02280: Blogging Through the Clone Saga: What Came Before

I grew up as a big Spider-Man fan and I was loyal to the franchise and its may comic book titles up until the infamous Clone Saga that broke me. I abandoned the title for many years and looked on with disappointment as more and more it was clear they didn't know what to do with the character given their goals to simplify his life given years of adventures and other bits of history in order to make the character more accessible to newer readers. They had him reveal his identity to the world and later give up his marriage to Mary Jane Watson in order to make it secret again. Terrible, terrible stories.

Recently the entire Clone Saga went up on sale on comiXology and I bought all give volumes that covered the more than two years of story that led up to the terrible end of this story arc. Sure, it was a story that bloated and became ridiculously unwieldy due to so many business factors outside the editorial team's control, thus driving the story into weird directions. But it's also a part of my youth that I wanted to face more directly - it's a story that I wanted to read in its entirety given my own collection was never quite complete as individual issues escaped my grasped and how I lacked the motivation to follow-up and find the missing issues.

I'm well into the fourth volume of the collection with just one more to go and I figured that I wanted to write about my feelings. I could have posted this over on the Geeky Guide, but for some reason this felt like something that was more personal, and thus more appropriate for this blog instead. Let's see how this goes.

The Clone Saga formally begins with Aunt May taking ill and slipping into a coma, thus prompting Peter Parker's clone, who calls himself Ben Reilly, decides to come home to New York to see him. But this was yet another trauma heaped onto Spider-Man's shoulders given the story arc right before this one that involved imposters managing to convince Peter that they're his parents to the point that he eventually revealed his identity to them. It all turned out to be some master plot by the Chameleon, who had been working together with a still-alive Harry Osborn in his Green Goblin persona.
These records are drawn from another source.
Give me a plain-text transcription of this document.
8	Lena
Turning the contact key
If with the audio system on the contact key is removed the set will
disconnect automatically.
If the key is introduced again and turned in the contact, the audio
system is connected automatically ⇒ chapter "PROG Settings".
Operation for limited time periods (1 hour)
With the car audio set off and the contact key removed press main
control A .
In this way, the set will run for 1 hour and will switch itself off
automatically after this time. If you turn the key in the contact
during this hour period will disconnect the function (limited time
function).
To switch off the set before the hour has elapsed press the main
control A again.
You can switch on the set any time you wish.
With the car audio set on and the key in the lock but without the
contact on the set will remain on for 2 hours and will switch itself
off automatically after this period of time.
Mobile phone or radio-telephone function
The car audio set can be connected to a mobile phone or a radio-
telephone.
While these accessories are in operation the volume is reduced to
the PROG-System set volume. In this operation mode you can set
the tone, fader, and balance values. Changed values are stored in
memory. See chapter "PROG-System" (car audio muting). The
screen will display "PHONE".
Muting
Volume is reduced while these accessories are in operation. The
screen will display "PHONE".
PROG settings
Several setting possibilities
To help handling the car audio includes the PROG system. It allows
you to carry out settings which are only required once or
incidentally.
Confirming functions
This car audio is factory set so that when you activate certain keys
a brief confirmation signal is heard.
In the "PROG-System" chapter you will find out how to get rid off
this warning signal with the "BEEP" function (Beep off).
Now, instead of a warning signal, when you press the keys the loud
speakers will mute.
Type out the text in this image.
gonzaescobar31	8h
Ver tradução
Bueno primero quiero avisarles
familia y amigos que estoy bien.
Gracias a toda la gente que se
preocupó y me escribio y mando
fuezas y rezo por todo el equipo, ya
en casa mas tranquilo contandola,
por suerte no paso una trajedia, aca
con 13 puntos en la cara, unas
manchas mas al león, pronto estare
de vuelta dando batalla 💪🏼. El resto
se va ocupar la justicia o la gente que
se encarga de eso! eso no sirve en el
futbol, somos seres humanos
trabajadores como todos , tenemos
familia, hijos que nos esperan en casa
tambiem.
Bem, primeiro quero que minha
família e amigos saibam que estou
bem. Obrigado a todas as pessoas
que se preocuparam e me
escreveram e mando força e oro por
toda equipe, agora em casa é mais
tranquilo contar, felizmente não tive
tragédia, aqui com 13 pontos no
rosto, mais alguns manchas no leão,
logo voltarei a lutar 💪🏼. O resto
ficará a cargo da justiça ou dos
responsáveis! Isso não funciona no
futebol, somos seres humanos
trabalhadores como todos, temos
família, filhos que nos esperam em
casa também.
It was actually an interesting direction to take for the comic - a series of events designed to push Peter Parker to his emotional breaking point and then subject him to even more stress. By the start of the Clone Saga itself, he had retreated into being Spider-Man instead of facing his responsibilities as Peter Parker. In his mind he had become The Spider and he was determined to lose himself in fighting crime since it was a world  where he had more control over things. He wasn't quite prepared to face his feelings over what had happened with his parents but at least he could deal with common criminals with a few punches and some webbing.

But the Clone Saga itself would be an entirely different mess of trouble beyond belief.